La nudité version Femen: provocation ou coup médiatique?
La stratégie de ces jeunes féministes ne passe pas
inaperçue, puisque, comme on le voit depuis 2009, elles manifestent seins nus,
en short noir, des slogans peints sur leur torse.
La nudité est-elle une arme de féministes comme les
autres ?
Il n'est pas rien de dire que la nudité est une arme, estime
Anne-Laure Gannac, de Psychologies Magazine . Que cela en soit une dans les pays
soumis à des vents de conservatisme religieux, on le comprend aisément, et chez
nous, jusque dans les années 70, la nudité était encore terriblement choquante
quand elle s'affichait dans l'espace public.

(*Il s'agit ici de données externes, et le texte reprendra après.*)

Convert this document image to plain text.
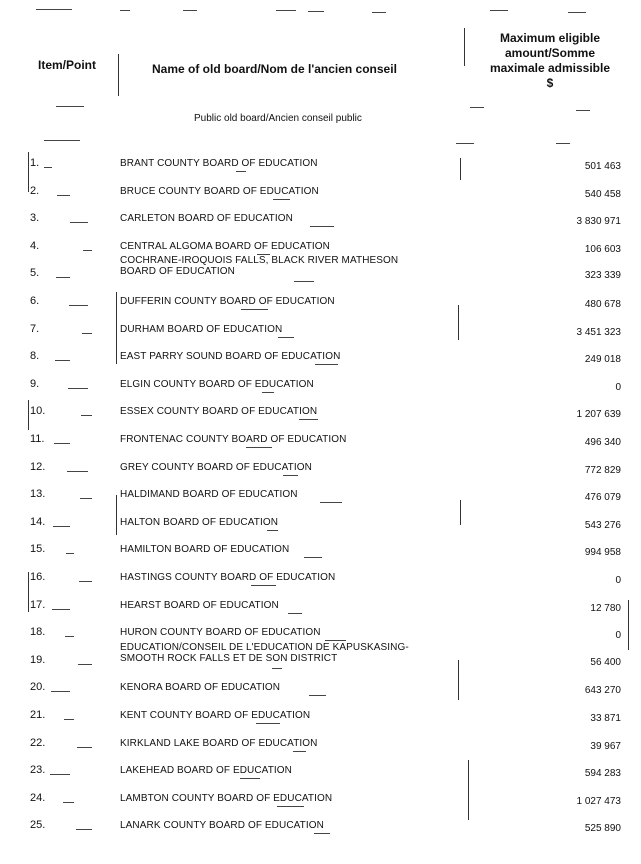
Item/Point	Name of old board/Nom de l'ancien conseil
Maximum eligible
amount/Somme
maximale admissible
$
Public old board/Ancien conseil public
1.	BRANT COUNTY BOARD OF EDUCATION	501 463
2.	BRUCE COUNTY BOARD OF EDUCATION	540 458
3.	CARLETON BOARD OF EDUCATION	3 830 971
4.	CENTRAL ALGOMA BOARD OF EDUCATION	106 603
5.
COCHRANE-IROQUOIS FALLS, BLACK RIVER MATHESON
BOARD OF EDUCATION	323 339
6.	DUFFERIN COUNTY BOARD OF EDUCATION	480 678
7.	DURHAM BOARD OF EDUCATION	3 451 323
8.	EAST PARRY SOUND BOARD OF EDUCATION	249 018
9.	ELGIN COUNTY BOARD OF EDUCATION	0
10.	ESSEX COUNTY BOARD OF EDUCATION	1 207 639
11.	FRONTENAC COUNTY BOARD OF EDUCATION	496 340
12.	GREY COUNTY BOARD OF EDUCATION	772 829
13.	HALDIMAND BOARD OF EDUCATION	476 079
14.	HALTON BOARD OF EDUCATION	543 276
15.	HAMILTON BOARD OF EDUCATION	994 958
16.	HASTINGS COUNTY BOARD OF EDUCATION	0
17.	HEARST BOARD OF EDUCATION	12 780
18.	HURON COUNTY BOARD OF EDUCATION	0
19.
EDUCATION/CONSEIL DE L'EDUCATION DE KAPUSKASING-
SMOOTH ROCK FALLS ET DE SON DISTRICT	56 400
20.	KENORA BOARD OF EDUCATION	643 270
21.	KENT COUNTY BOARD OF EDUCATION	33 871
22.	KIRKLAND LAKE BOARD OF EDUCATION	39 967
23.	LAKEHEAD BOARD OF EDUCATION	594 283
24.	LAMBTON COUNTY BOARD OF EDUCATION	1 027 473
25.	LANARK COUNTY BOARD OF EDUCATION	525 890
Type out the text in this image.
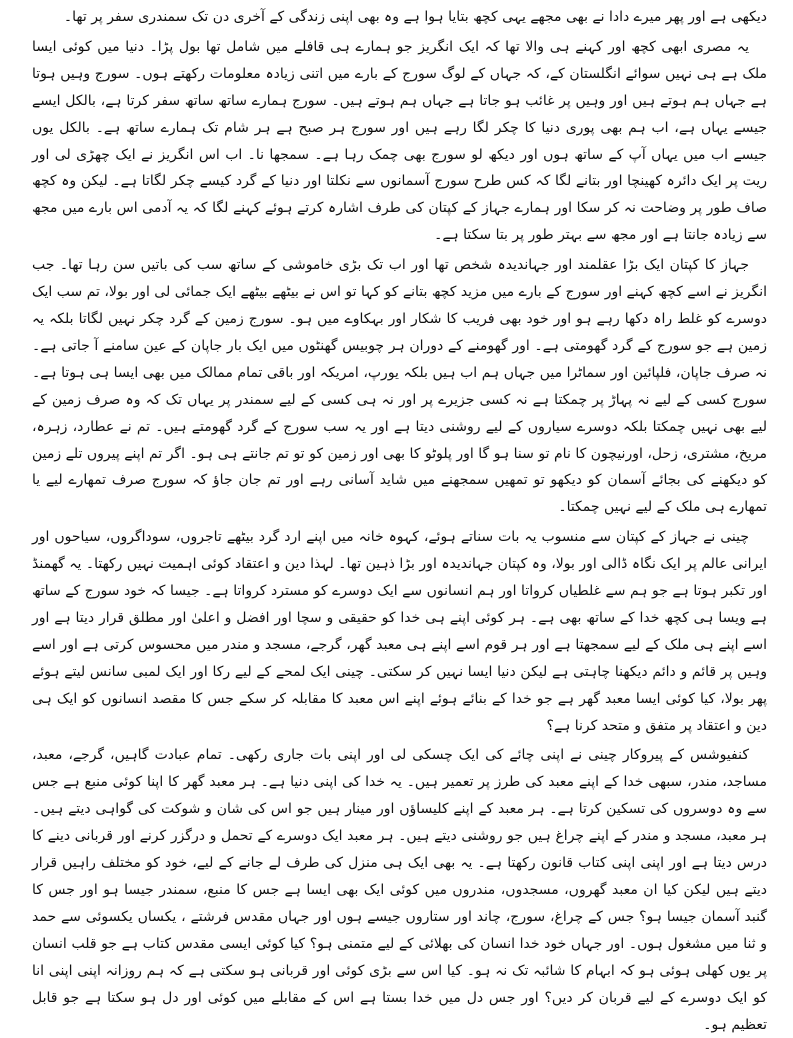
دیکھی ہے اور پھر میرے دادا نے بھی مجھے یہی کچھ بتایا ہوا ہے وہ بھی اپنی زندگی کے آخری دن تک سمندری سفر پر تھا۔

یہ مصری ابھی کچھ اور کہنے ہی والا تھا کہ ایک انگریز جو ہمارے ہی قافلے میں شامل تھا بول پڑا۔ دنیا میں کوئی ایسا ملک ہے ہی نہیں سوائے انگلستان کے، کہ جہاں کے لوگ سورج کے بارے میں اتنی زیادہ معلومات رکھتے ہوں۔ سورج وہیں ہوتا ہے جہاں ہم ہوتے ہیں اور وہیں پر غائب ہو جاتا ہے جہاں ہم ہوتے ہیں۔ سورج ہمارے ساتھ ساتھ سفر کرتا ہے، بالکل ایسے جیسے یہاں ہے، اب ہم بھی پوری دنیا کا چکر لگا رہے ہیں اور سورج ہر صبح ہے ہر شام تک ہمارے ساتھ ہے۔ بالکل یوں جیسے اب میں یہاں آپ کے ساتھ ہوں اور دیکھ لو سورج بھی چمک رہا ہے۔ سمجھا نا۔ اب اس انگریز نے ایک چھڑی لی اور ریت پر ایک دائرہ کھینچا اور بتانے لگا کہ کس طرح سورج آسمانوں سے نکلتا اور دنیا کے گرد کیسے چکر لگاتا ہے۔ لیکن وہ کچھ صاف طور پر وضاحت نہ کر سکا اور ہمارے جہاز کے کپتان کی طرف اشارہ کرتے ہوئے کہنے لگا کہ یہ آدمی اس بارے میں مجھ سے زیادہ جانتا ہے اور مجھ سے بہتر طور پر بتا سکتا ہے۔

جہاز کا کپتان ایک بڑا عقلمند اور جہاندیدہ شخص تھا اور اب تک بڑی خاموشی کے ساتھ سب کی باتیں سن رہا تھا۔ جب انگریز نے اسے کچھ کہنے اور سورج کے بارے میں مزید کچھ بتانے کو کہا تو اس نے بیٹھے بیٹھے ایک جمائی لی اور بولا، تم سب ایک دوسرے کو غلط راہ دکھا رہے ہو اور خود بھی فریب کا شکار اور بہکاوے میں ہو۔ سورج زمین کے گرد چکر نہیں لگاتا بلکہ یہ زمین ہے جو سورج کے گرد گھومتی ہے۔ اور گھومنے کے دوران ہر چوبیس گھنٹوں میں ایک بار جاپان کے عین سامنے آ جاتی ہے۔ نہ صرف جاپان، فلپائین اور سماٹرا میں جہاں ہم اب ہیں بلکہ یورپ، امریکہ اور باقی تمام ممالک میں بھی ایسا ہی ہوتا ہے۔ سورج کسی کے لیے نہ پہاڑ پر چمکتا ہے نہ کسی جزیرے پر اور نہ ہی کسی کے لیے سمندر پر یہاں تک کہ وہ صرف زمین کے لیے بھی نہیں چمکتا بلکہ دوسرے سیاروں کے لیے روشنی دیتا ہے اور یہ سب سورج کے گرد گھومتے ہیں۔ تم نے عطارد، زہرہ، مریخ، مشتری، زحل، اورنیچون کا نام تو سنا ہو گا اور پلوٹو کا بھی اور زمین کو تو تم جانتے ہی ہو۔ اگر تم اپنے پیروں تلے زمین کو دیکھنے کی بجائے آسمان کو دیکھو تو تمھیں سمجھنے میں شاید آسانی رہے اور تم جان جاؤ کہ سورج صرف تمھارے لیے یا تمھارے ہی ملک کے لیے نہیں چمکتا۔

چینی نے جہاز کے کپتان سے منسوب یہ بات سناتے ہوئے، کہوہ خانہ میں اپنے ارد گرد بیٹھے تاجروں، سوداگروں، سیاحوں اور ایرانی عالم پر ایک نگاہ ڈالی اور بولا، وہ کپتان جہاندیدہ اور بڑا ذہین تھا۔ لہذا دین و اعتقاد کوئی اہمیت نہیں رکھتا۔ یہ گھمنڈ اور تکبر ہوتا ہے جو ہم سے غلطیاں کرواتا اور ہم انسانوں سے ایک دوسرے کو مسترد کرواتا ہے۔ جیسا کہ خود سورج کے ساتھ ہے ویسا ہی کچھ خدا کے ساتھ بھی ہے۔ ہر کوئی اپنے ہی خدا کو حقیقی و سچا اور افضل و اعلیٰ اور مطلق قرار دیتا ہے اور اسے اپنے ہی ملک کے لیے سمجھتا ہے اور ہر قوم اسے اپنے ہی معبد گھر، گرجے، مسجد و مندر میں محسوس کرتی ہے اور اسے وہیں پر قائم و دائم دیکھنا چاہتی ہے لیکن دنیا ایسا نہیں کر سکتی۔ چینی ایک لمحے کے لیے رکا اور ایک لمبی سانس لیتے ہوئے پھر بولا، کیا کوئی ایسا معبد گھر ہے جو خدا کے بنائے ہوئے اپنے اس معبد کا مقابلہ کر سکے جس کا مقصد انسانوں کو ایک ہی دین و اعتقاد پر متفق و متحد کرنا ہے؟

کنفیوشس کے پیروکار چینی نے اپنی چائے کی ایک چسکی لی اور اپنی بات جاری رکھی۔ تمام عبادت گاہیں، گرجے، معبد، مساجد، مندر، سبھی خدا کے اپنے معبد کی طرز پر تعمیر ہیں۔ یہ خدا کی اپنی دنیا ہے۔ ہر معبد گھر کا اپنا کوئی منبع ہے جس سے وہ دوسروں کی تسکین کرتا ہے۔ ہر معبد کے اپنے کلیساؤں اور مینار ہیں جو اس کی شان و شوکت کی گواہی دیتے ہیں۔ ہر معبد، مسجد و مندر کے اپنے چراغ ہیں جو روشنی دیتے ہیں۔ ہر معبد ایک دوسرے کے تحمل و درگزر کرنے اور قربانی دینے کا درس دیتا ہے اور اپنی اپنی کتاب قانون رکھتا ہے۔ یہ بھی ایک ہی منزل کی طرف لے جانے کے لیے، خود کو مختلف راہیں قرار دیتے ہیں لیکن کیا ان معبد گھروں، مسجدوں، مندروں میں کوئی ایک بھی ایسا ہے جس کا منبع، سمندر جیسا ہو اور جس کا گنبد آسمان جیسا ہو؟ جس کے چراغ، سورج، چاند اور ستاروں جیسے ہوں اور جہاں مقدس فرشتے ، یکساں یکسوئی سے حمد و ثنا میں مشغول ہوں۔ اور جہاں خود خدا انسان کی بھلائی کے لیے متمنی ہو؟ کیا کوئی ایسی مقدس کتاب ہے جو قلب انسان پر یوں کھلی ہوئی ہو کہ ابہام کا شائبہ تک نہ ہو۔ کیا اس سے بڑی کوئی اور قربانی ہو سکتی ہے کہ ہم روزانہ اپنی اپنی انا کو ایک دوسرے کے لیے قربان کر دیں؟ اور جس دل میں خدا بستا ہے اس کے مقابلے میں کوئی اور دل ہو سکتا ہے جو قابل تعظیم ہو۔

Mais aujourd'hui, la nudité est partout dans la rue sur des
panneaux publicitaires grand format, dans les magazines, dans les films, au
théâtre. Il y a une banalisation de la nudité et c'est pourquoi parler d'arme
en évoquant la nudité n'est plus si évident.
Un nu pas si banal
Pourtant, ce que nous montrent les Femen, c'est l'inverse de
cette banalisation de la nudité : on voit bien comment, en se montrant
seins nus, en France ou ailleurs, elles attirent l'attention et dérangent ou
choquent.
C'est la preuve qu'il n'existe non pas une, mais plusieurs
nudités, et cela, le sociologue Christophe Colera l'avait déjà montré dans un
ouvrage paru il y a quelques années : il y a la nudité commerciale, la
nudité pornographique, mais qui dépasse largement le film X : c'est-à-dire
celle qui morcelle et maquille le corps ; la nudité comme humiliation,
celle des prisonniers de guerre par exemple, la nudité comme un don, dans
l'érotisme et la sexualité, et la nudité qui nous intéresse ici, la nudité
d'affirmation, de revendication.
La "nudité d'affirmation" ne perde pas de sa
force
Le nu surexposé n'est pas du vrai nu. Il est maquillé,
photoshopé, embelli par des effets volontaires d'ombre et de lumière... Finalement,
cette nudité rend d'autant plus transgressive la nudité sans artifice,
naturelle, celle qui n'appartient qu'à nous. On retrouve assez logiquement le
discours sous-jacent des Femen qui est : "Mon corps m'appartient,
j'ai le droit d'en disposer comme je le souhaite ".
Si elles choquent, si elles arrivent à faire de leur corps
une "arme" c'est parce que c'est leur corps intime qui est montré,
qui est livré aux yeux de tous et qui se "donne" à une cause. La
dimension sexuelle de cette action est indéniable. C'est cela qui crée le
trouble : le fait que soient joyeusement entremêlés, à travers leurs
actions, la défense de valeurs fondamentales (liberté, égalité, laïcité, etc)
et cette sexualité évidente.
Un message brouillé
Le risque d'opter pour cette "méthode", c'est
que la forme brouille le message de fond. D'autant plus que ce message de fond
n'est pas toujours très clair : pas simple, par exemple, de faire le lien
entre leurs actions éminemment courageuses en Tunisie, et celles qu'elles ont
mené il y a deux ans à Kiev pour demander la fermeture d'un zoo.
L'engouement médiatique pour les Femen est lui aussi
ambigu : est-ce que ces dizaines de photographes et caméras se précipitent
à chacune de leurs manifestations pour diffuser leur propos ou pour avoir des
images sexy qui font vendre ? Autrement dit : qui utilise qui ?
Cela devient difficile à dire. Mais pour être optimiste, tout de même, il faut
reconnaître que ce mouvement, a su, à sa façon spectaculaire, rajeunir un
féminisme dont on avait fini par croire qu'il n'avait plus grand chose à dire
ni à "montrer", explique Anne-Laure Gannac, de Psychologies Magazine.